Folie Folie (Movie Movie, Stanley Donen, 1978)

Deux films en un se passant dans les années 30: l’histoire d’un étudiant qui devient boxeur pour payer l’opération de sa soeur puis celle d’un producteur de comédies musicales qui entreprend son dernier spectacle. On aura reconnu deux schémas typiques du cinéma américain des années 30. Il est navrant de voir Stanley Donen, cinéaste parmi les plus novateurs de l’âge d’or hollywoodien, se complaire, au soir de sa carrière, dans ce stérile passéisme. Les conventions narratives de l’époque, vidées de toute substance et supposées se suffire à elles-mêmes grâce à une hypothétique connivence avec un spectateur « malin », ne fonctionnent pas malgré l’indéniable car très voyante virtuosité du réalisateur. Des ellipses faciles et le surjeu de certains seconds rôles (George C. Scott est, lui, parfait) achèvent d’anéantir les enjeux dramatiques. Movie Movie en dit bien plus sur l’idée, réductrice au possible, que le Hollywood des années 70 se faisait de son glorieux passé que sur ce glorieux passé.

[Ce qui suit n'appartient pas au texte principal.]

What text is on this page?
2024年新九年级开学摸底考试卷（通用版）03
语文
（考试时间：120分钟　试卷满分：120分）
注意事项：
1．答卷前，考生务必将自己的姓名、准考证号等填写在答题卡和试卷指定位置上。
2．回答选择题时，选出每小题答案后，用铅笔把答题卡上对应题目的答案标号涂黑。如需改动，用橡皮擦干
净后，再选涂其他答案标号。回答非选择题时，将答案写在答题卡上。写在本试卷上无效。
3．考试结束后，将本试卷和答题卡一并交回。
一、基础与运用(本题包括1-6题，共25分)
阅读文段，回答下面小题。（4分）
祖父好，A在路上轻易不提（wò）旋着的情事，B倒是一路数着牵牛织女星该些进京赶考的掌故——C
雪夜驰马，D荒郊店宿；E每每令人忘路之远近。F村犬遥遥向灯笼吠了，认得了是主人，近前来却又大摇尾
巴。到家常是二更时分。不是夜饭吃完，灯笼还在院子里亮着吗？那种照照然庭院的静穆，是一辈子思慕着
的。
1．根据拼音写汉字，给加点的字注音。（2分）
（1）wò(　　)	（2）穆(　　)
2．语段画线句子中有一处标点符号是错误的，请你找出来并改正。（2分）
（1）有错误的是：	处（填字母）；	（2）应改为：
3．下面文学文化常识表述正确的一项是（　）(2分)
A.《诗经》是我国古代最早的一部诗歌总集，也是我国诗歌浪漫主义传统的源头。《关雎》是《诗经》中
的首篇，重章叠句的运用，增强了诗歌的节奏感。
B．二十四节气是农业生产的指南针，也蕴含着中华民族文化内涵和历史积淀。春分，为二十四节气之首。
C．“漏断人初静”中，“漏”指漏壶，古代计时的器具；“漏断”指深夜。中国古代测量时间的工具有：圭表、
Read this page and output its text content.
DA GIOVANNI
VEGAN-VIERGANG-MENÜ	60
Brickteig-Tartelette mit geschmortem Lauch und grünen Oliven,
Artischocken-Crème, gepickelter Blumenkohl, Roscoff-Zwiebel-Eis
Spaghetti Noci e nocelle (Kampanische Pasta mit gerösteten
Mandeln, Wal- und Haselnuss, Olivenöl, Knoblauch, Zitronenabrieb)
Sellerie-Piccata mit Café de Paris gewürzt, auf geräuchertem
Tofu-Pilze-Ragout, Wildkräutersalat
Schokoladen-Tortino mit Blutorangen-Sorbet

Les complices de la dernière chance (The last run, Richard Fleischer, 1971)

Un gangster à la retraite refait un dernier coup: conduire un jeune truand qui vient de s’évader.

Un polar banal et superficiel sauvé par la présence de George C. Scott qui donne une épaisseur humaine à son personnage stéréotypé. La fin,  touchante dans sa cruauté, donne la mesure de ce que le film aurait pu être s’il avait mieux exploité la différence de génération entre ses protagonistes.  La musique de Jerry Goldsmith et le charme de la rare  Trish van Devere empêchent aussi l’ennui de s’installer trop durablement. Il n’empêche: l’année suivante, l’association entre Richard Fleischer et George C. Scott allait donner lieu à un polar d’une toute autre envergure:  Les flics ne dorment pas la nuit.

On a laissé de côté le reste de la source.